There is no doubt that the brass at Morrisons will have gone through Aldi’s figures with a fine tooth comb and came out guns blazing this morning by announcing the price cut of almost 1000 products by an average of 20% and prices will stay slashed for a minimum of three months. But the interesting thing behind the price cut announcement is the timing as Morrisons too are to give a trading update tomorrow. Conventional thinking might suggest that a company would either make this announcement hand in hand with their trading statement or alternatively after taking in the market effect of the statement.
So what can we read from this?
A) Knowing Aldi were giving their trading statement today, Morrisons’ early announcement might be intended to take some of the gloss off the results?
B) Perhaps tomorrows figures are less than average, or worse.
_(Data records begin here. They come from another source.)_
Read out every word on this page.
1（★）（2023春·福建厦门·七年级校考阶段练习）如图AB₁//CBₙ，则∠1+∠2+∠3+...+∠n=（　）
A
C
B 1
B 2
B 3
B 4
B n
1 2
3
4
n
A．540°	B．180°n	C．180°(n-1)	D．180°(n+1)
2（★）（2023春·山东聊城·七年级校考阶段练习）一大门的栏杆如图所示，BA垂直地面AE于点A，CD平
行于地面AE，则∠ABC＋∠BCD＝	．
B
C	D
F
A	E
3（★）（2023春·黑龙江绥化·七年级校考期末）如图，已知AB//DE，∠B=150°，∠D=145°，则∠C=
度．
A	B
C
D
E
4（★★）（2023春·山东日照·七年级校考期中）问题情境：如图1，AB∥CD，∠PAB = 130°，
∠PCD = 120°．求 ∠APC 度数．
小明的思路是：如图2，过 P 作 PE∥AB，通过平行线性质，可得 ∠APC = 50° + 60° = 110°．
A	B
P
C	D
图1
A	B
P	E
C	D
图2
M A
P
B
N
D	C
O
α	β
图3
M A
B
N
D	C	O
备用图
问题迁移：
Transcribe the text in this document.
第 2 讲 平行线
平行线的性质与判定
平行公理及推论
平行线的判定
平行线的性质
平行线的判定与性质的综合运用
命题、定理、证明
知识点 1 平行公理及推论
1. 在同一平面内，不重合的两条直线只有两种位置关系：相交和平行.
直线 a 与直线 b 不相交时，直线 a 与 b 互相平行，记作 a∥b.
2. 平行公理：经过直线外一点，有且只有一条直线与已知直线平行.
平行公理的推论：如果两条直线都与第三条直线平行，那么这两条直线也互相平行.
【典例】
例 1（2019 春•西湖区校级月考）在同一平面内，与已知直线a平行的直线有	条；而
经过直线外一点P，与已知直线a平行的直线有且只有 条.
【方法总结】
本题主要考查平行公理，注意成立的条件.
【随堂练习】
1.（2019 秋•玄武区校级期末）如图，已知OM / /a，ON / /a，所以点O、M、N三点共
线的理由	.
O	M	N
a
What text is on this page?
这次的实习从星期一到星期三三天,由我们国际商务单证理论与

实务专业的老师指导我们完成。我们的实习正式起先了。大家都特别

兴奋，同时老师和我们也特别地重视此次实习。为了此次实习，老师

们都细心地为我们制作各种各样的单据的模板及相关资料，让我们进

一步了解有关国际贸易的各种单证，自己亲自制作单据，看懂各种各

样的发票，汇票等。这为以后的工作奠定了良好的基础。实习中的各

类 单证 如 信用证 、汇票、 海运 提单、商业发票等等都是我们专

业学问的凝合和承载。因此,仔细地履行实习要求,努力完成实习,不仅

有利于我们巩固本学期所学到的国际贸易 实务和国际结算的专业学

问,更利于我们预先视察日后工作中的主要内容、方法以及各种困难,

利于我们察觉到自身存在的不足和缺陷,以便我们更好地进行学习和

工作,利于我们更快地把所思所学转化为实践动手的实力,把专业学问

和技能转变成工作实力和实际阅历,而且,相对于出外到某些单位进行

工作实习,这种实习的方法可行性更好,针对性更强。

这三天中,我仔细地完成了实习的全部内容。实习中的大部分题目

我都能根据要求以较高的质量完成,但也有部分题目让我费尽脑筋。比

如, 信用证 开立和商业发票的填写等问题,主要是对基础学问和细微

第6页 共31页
An announcement like todays may allow them to gain a percent or two ahead of any potential drop the a poor trading statement could bring?
C) Tomorrow’s statement is good and Morrisons want to get a double boost by separating the two?
These are three possibilities floating in the thoughts of investors, but there may well be a fourth, fifth or sixth out there too.
Other than Aldi being hot on their tails, Morrisons also faces danger from all other angles, but they could be turned into their benefit. Rivals Tesco are launched and are now expanding their low-cost brand Jacks that is designed to target the Aldi clientele and the Sainsburys/Asda merger is pending approval from the Competition and Markets Authority, both of which are a threat to Morrisons. However, one of the issues that the CMA had with the merger is that it would freeze other chains out certain areas, therefore some Sainsburys and Asda stores will need to be sold off. Were that to be the case, the size of these stores may be too big for Aldi to take on with their current business plan and Tesco may have their hands full with their new Jacks project to step in. Therefore, it wouldn’t be too farfetched to imagine this could give Morrisons a chance to step in with some great expansion.
With all these theories in mind, tomorrows trading statement from Morrisons will garner much attention from investors.